Sometimes, healing requires fasting from a harmful situation in order to reclaim our humanity. To this end, I have decided to join the movement underway, organized by Catholic Women Strike, that invites “women of the church to join us in striking from sexism by withholding time, labor, and financial resources from the church during Lent 2025.”
For me, this will look like cancelling a Sunday morning discussion group on social justice that I had planned to offer, despite believing that the class would be meaningful. At this moment, it is too painful to volunteer my time and energy to lift up the social teachings of our church, while institutionally it undermines them. I hope that this practice of fasting from the church will help me gain a sense of healthy boundaries, which will enable me to participate in the life of the church without becoming exploited.

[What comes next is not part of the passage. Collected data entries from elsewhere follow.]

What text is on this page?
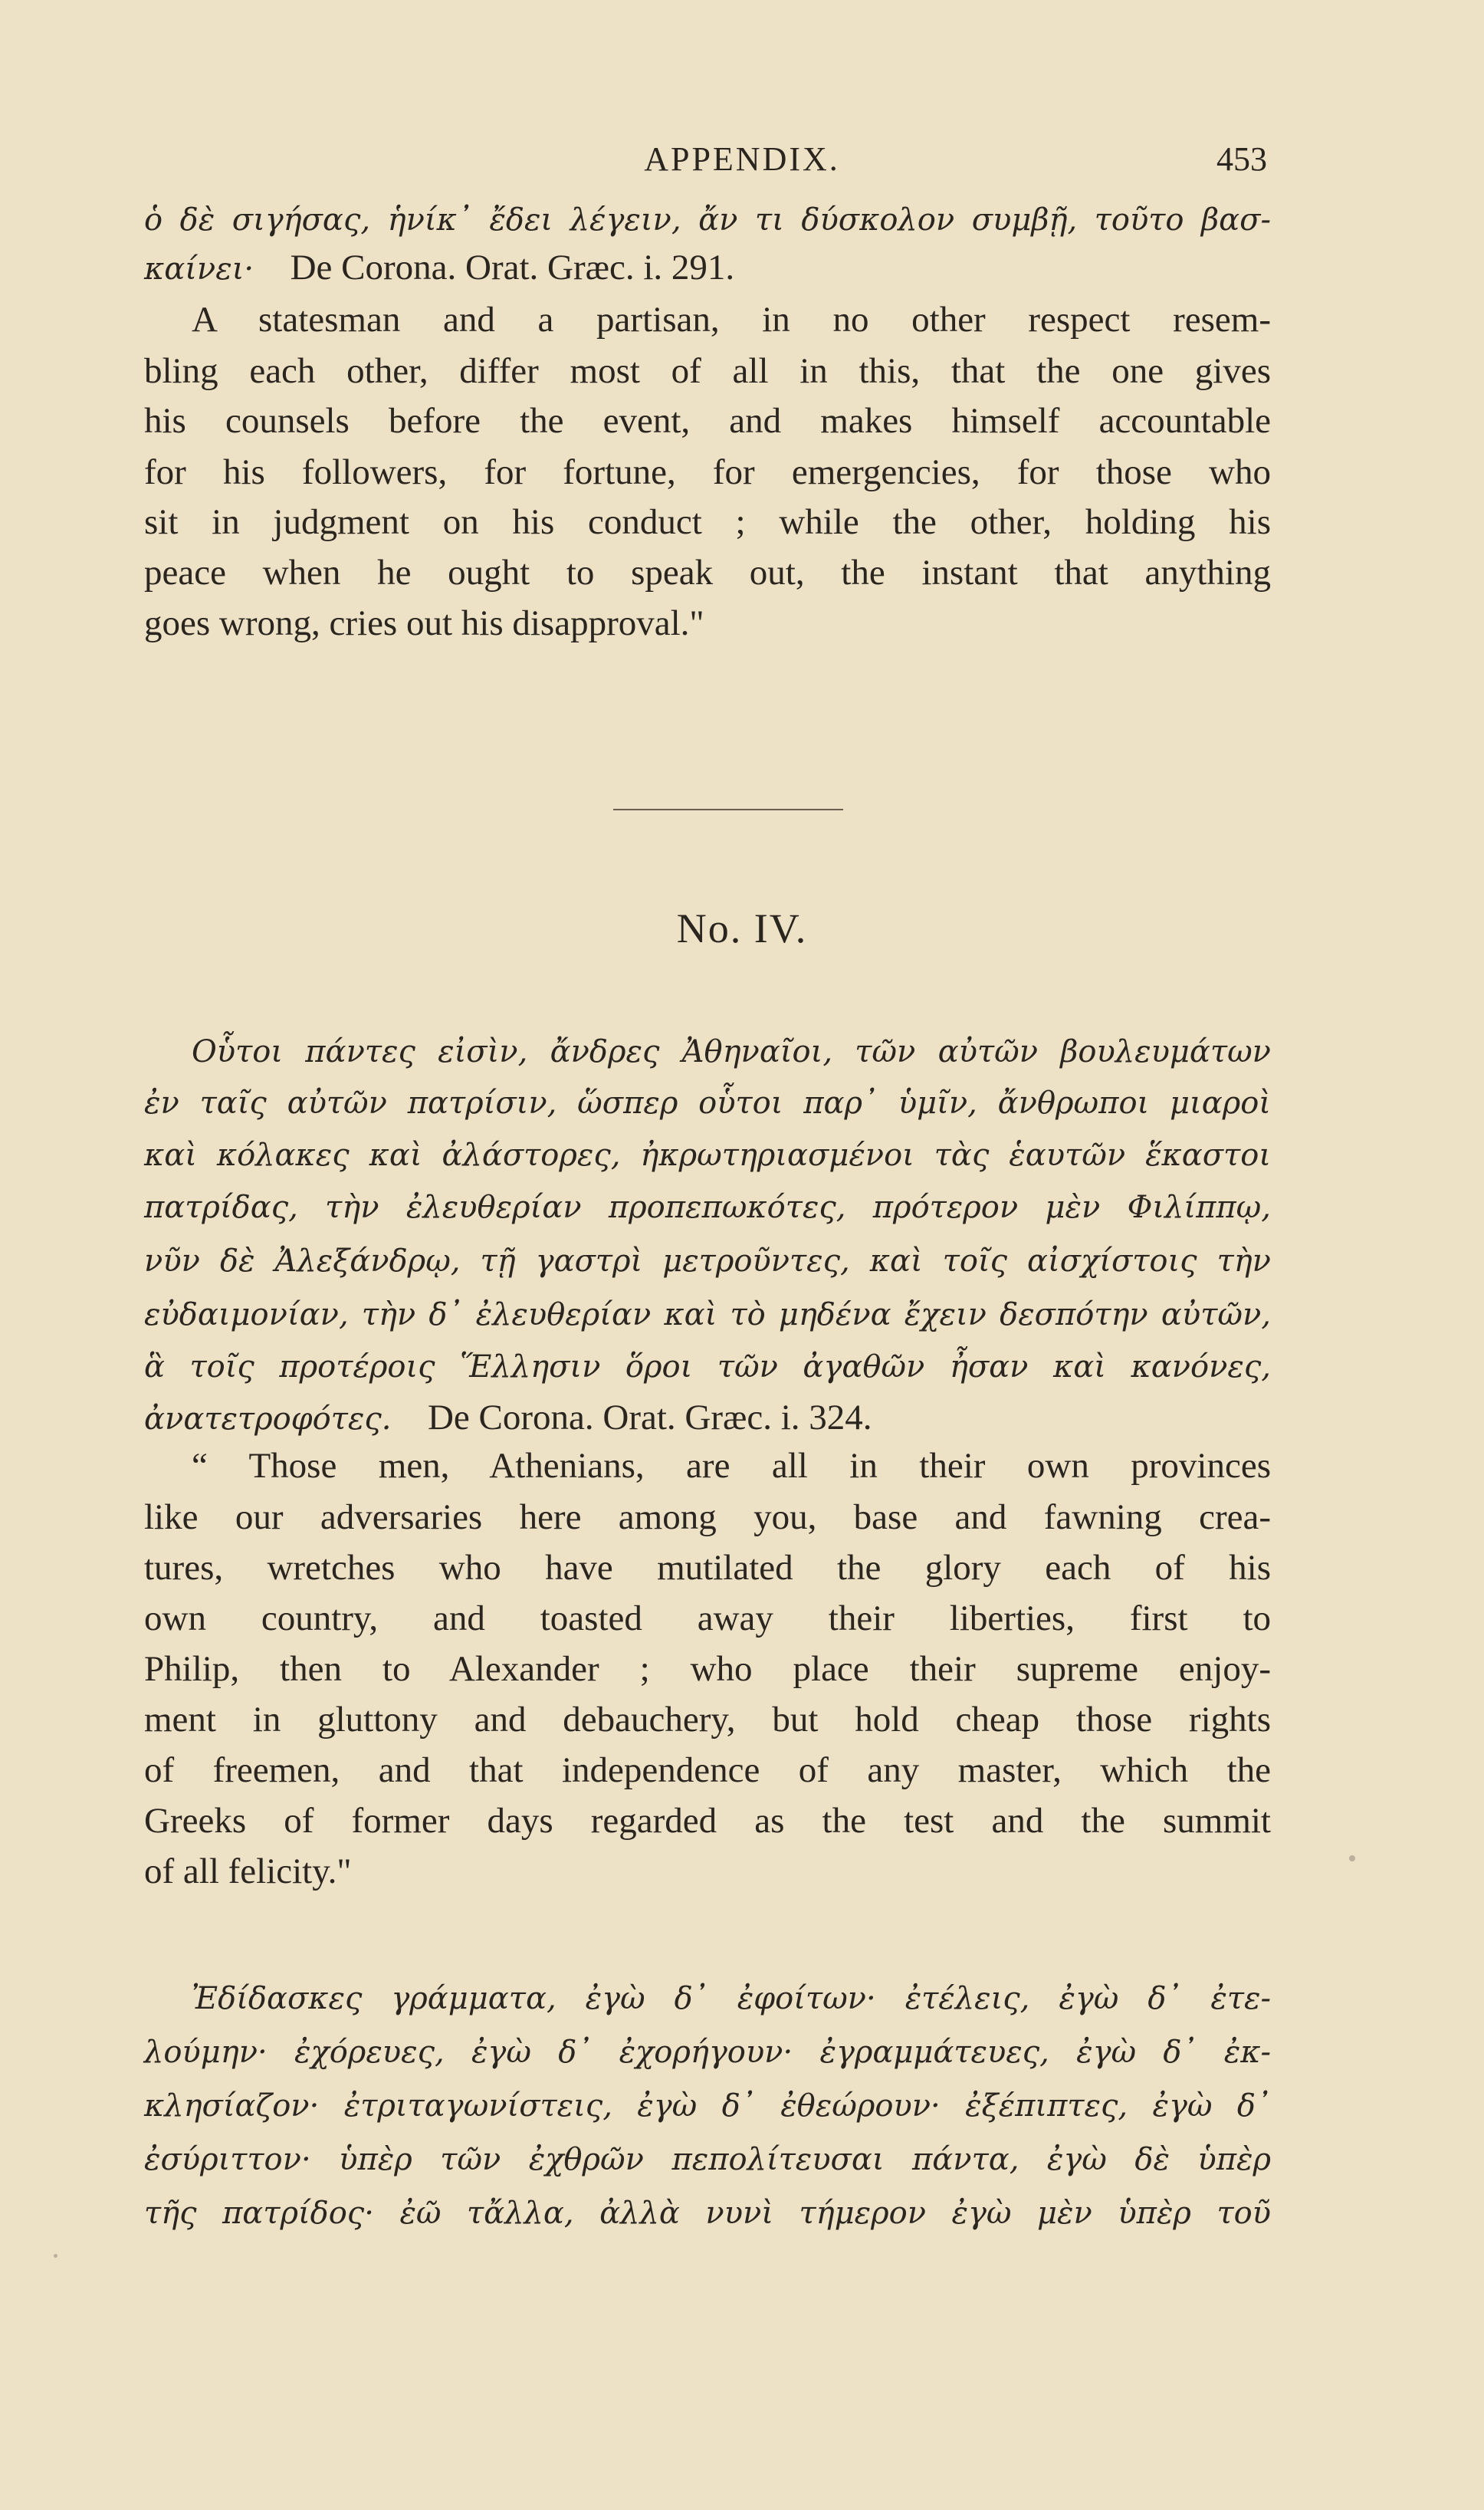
APPENDIX.	453
ὁ δὲ σιγήσας, ἡνίκ᾽ ἔδει λέγειν, ἄν τι δύσκολον συμβῇ, τοῦτο βασ-
καίνει· De Corona. Orat. Græc. i. 291.
A statesman and a partisan, in no other respect resem-
bling each other, differ most of all in this, that the one gives
his counsels before the event, and makes himself accountable
for his followers, for fortune, for emergencies, for those who
sit in judgment on his conduct ; while the other, holding his
peace when he ought to speak out, the instant that anything
goes wrong, cries out his disapproval."
No. IV.
Οὗτοι πάντες εἰσὶν, ἄνδρες Ἀθηναῖοι, τῶν αὐτῶν βουλευμάτων
ἐν ταῖς αὐτῶν πατρίσιν, ὥσπερ οὗτοι παρ᾽ ὑμῖν, ἄνθρωποι μιαροὶ
καὶ κόλακες καὶ ἀλάστορες, ἠκρωτηριασμένοι τὰς ἑαυτῶν ἕκαστοι
πατρίδας, τὴν ἐλευθερίαν προπεπωκότες, πρότερον μὲν Φιλίππῳ,
νῦν δὲ Ἀλεξάνδρῳ, τῇ γαστρὶ μετροῦντες, καὶ τοῖς αἰσχίστοις τὴν
εὐδαιμονίαν, τὴν δ᾽ ἐλευθερίαν καὶ τὸ μηδένα ἔχειν δεσπότην αὐτῶν,
ἃ τοῖς προτέροις Ἕλλησιν ὅροι τῶν ἀγαθῶν ἦσαν καὶ κανόνες,
ἀνατετροφότες. De Corona. Orat. Græc. i. 324.
“ Those men, Athenians, are all in their own provinces
like our adversaries here among you, base and fawning crea-
tures, wretches who have mutilated the glory each of his
own country, and toasted away their liberties, first to
Philip, then to Alexander ; who place their supreme enjoy-
ment in gluttony and debauchery, but hold cheap those rights
of freemen, and that independence of any master, which the
Greeks of former days regarded as the test and the summit
of all felicity."
Ἐδίδασκες γράμματα, ἐγὼ δ᾽ ἐφοίτων· ἐτέλεις, ἐγὼ δ᾽ ἐτε-
λούμην· ἐχόρευες, ἐγὼ δ᾽ ἐχορήγουν· ἐγραμμάτευες, ἐγὼ δ᾽ ἐκ-
κλησίαζον· ἐτριταγωνίστεις, ἐγὼ δ᾽ ἐθεώρουν· ἐξέπιπτες, ἐγὼ δ᾽
ἐσύριττον· ὑπὲρ τῶν ἐχθρῶν πεπολίτευσαι πάντα, ἐγὼ δὲ ὑπὲρ
τῆς πατρίδος· ἐῶ τἄλλα, ἀλλὰ νυνὶ τήμερον ἐγὼ μὲν ὑπὲρ τοῦ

This fast will be particularly hard. My parish community is vibrant and joyful, and it is actually one of the primary reasons I remain Catholic. Pulling back from my responsibilities there will deprive the community of good, at least in the short term. I wonder how that can that be just or life-giving.
But isn’t this precisely what the problem of original sin calls us to evaluate? The lure that pulls us away from wholeness occurs in the context of negotiating the complexities of human life and relationships. Grappling with these choices and learning to balance competing good is what it means to be human.
This Lent, then, I will nurture healing by tending gently to the hurt places, claiming freedom from oppressive patriarchal norms that define my participation in the church. I will lean into the invitation of life-giving solidarity, which leads us to mutual flourishing, knowing that my good is linked inextricably to the good of the church and the world. This Lent, I am finding my way back to peace.